My choice of orange juice and bananas was without a doubt the healthiest of all of our early morning diets. I was told many years earlier that Coco Pops for brekky was not on the list of healthy foods particularly for a tennis player so I used to shake my head at Pete and Brett on a daily basis. My theory was simple, eat healthy, feel healthy, play good tennis. Brett and Pete did not fit into the same mould and did not share my theories on food.
In fact at one stage Pete became as 'crook as a dog' through his obsession to eat bagets with pate at every opportunity possible. I do not remember what sort of pate that took Pete's fancy but he scraped it onto his French bread with no thought of carbohydrate overload, he shovelled the stuff down. The day he became sick I may have afforded a slight wry grin as he took another trip to a public toilet but I was not happy with one of the touring party's poor health.
Once Pete's stomach had settled I am sure I remember Pete's words " Never again" and the baget with pate idea was put to bed for good.
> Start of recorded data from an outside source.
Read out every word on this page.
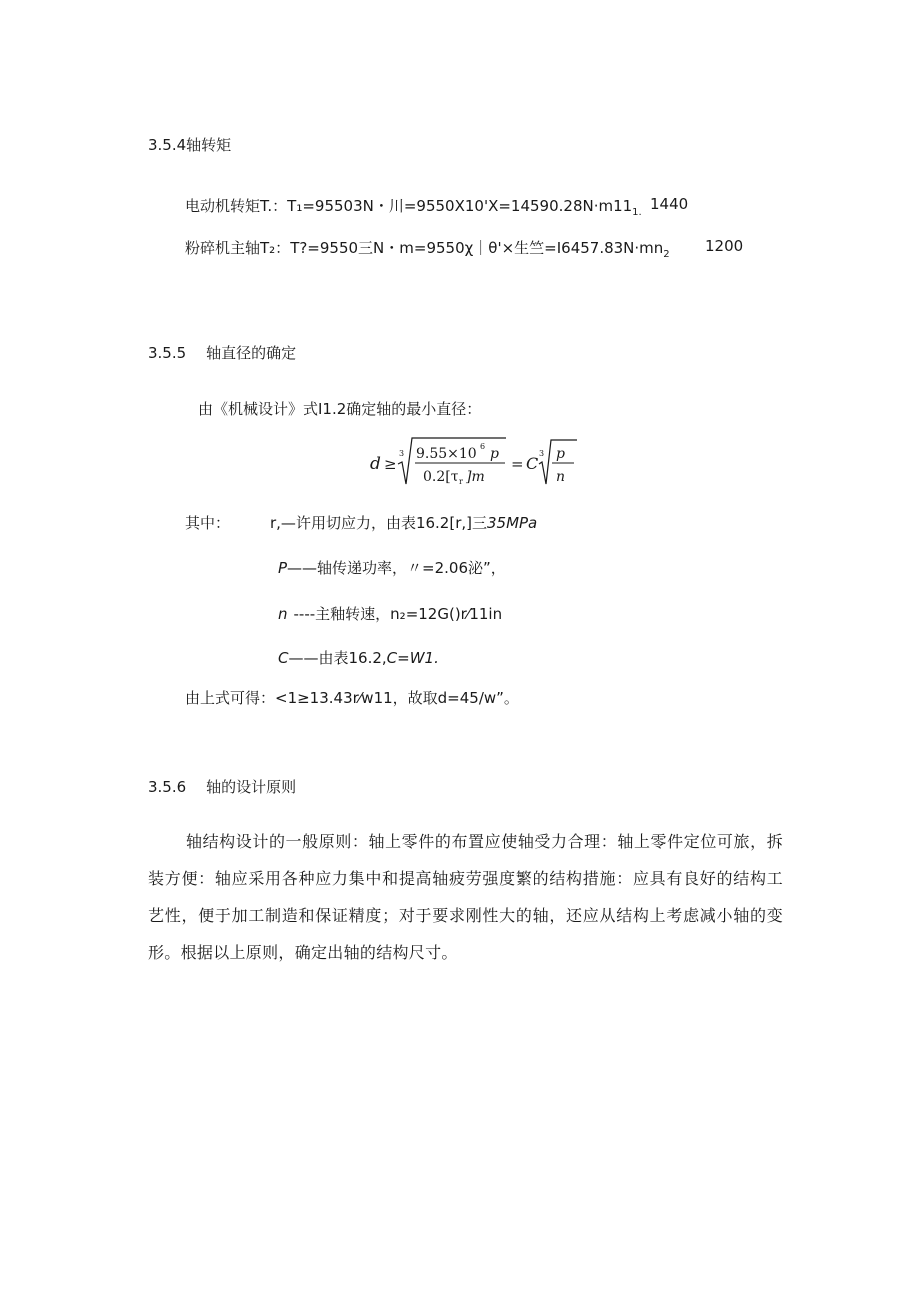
3.5.4轴转矩
电动机转矩T.：T₁=95503N・川$=9550X10'X=14590.28N\cdot m11_{1.}$ 1440
粉碎机主轴T₂：T?=9550三N・m=9550χ｜θ'×生竺$=I6457.83N\cdot mn_2$ 1200
3.5.5 轴直径的确定
由《机械设计》式I1.2确定轴的最小直径：
d ≥
3 9.55×10 6 p
0.2[τ r ]m
= C
3 p
n
其中：	r,—许用切应力，由表16.2[r,]三35MPa
P——轴传递功率，〃=2.06泌”，
n ----主釉转速，n₂=12G()r⁄11in
C——由表16.2,C=W1.
由上式可得：<1≥13.43r⁄w11，故取d=45/w”。
3.5.6 轴的设计原则
轴结构设计的一般原则：轴上零件的布置应使轴受力合理：轴上零件定位可旅，拆装方便：轴应采用各种应力集中和提高轴疲劳强度繁的结构措施：应具有良好的结构工艺性，便于加工制造和保证精度；对于要求刚性大的轴，还应从结构上考虑减小轴的变形。根据以上原则，确定出轴的结构尺寸。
Eating French food was an education and Pete had been well and truly 'educated'. I don't believe that either Brett or myself suffered the same 'gut rot' that Pete did with his bread intake but if nothing else it made us all aware of the pitfalls of overeating certain foods.
As far as main meals were concerned I had a fetish for spaghetti Bolognese, some nights I would order two main meals of the same pasta as many dishes were not huge and after a day of playing and practicing I was in a word starving. I do have a reasonably good memory and I vividly remember Brett once ordering two dishes of lasagne, one after the other. His words were "I am still hungry, that last dish was the size of a bit of pelican crap". Do they have pelicans in Europe ?? One night my card was the only one accepted as Brett and Pete's were declined, not through lack of funds but through a restaurant's refusal to accept certain cards. Without my Visa card we would have been washing dishes to pay for our dinner that night.
I felt that I did not receive the 'respect' I deserved for being the elder statesman of the touring party but that night I was 'the Man' and I was thanked profusely by my two companions. The respect did not last long however as the practice courts delivered me many beatings from Brett and Pete but it was character building and I owned a thick skin.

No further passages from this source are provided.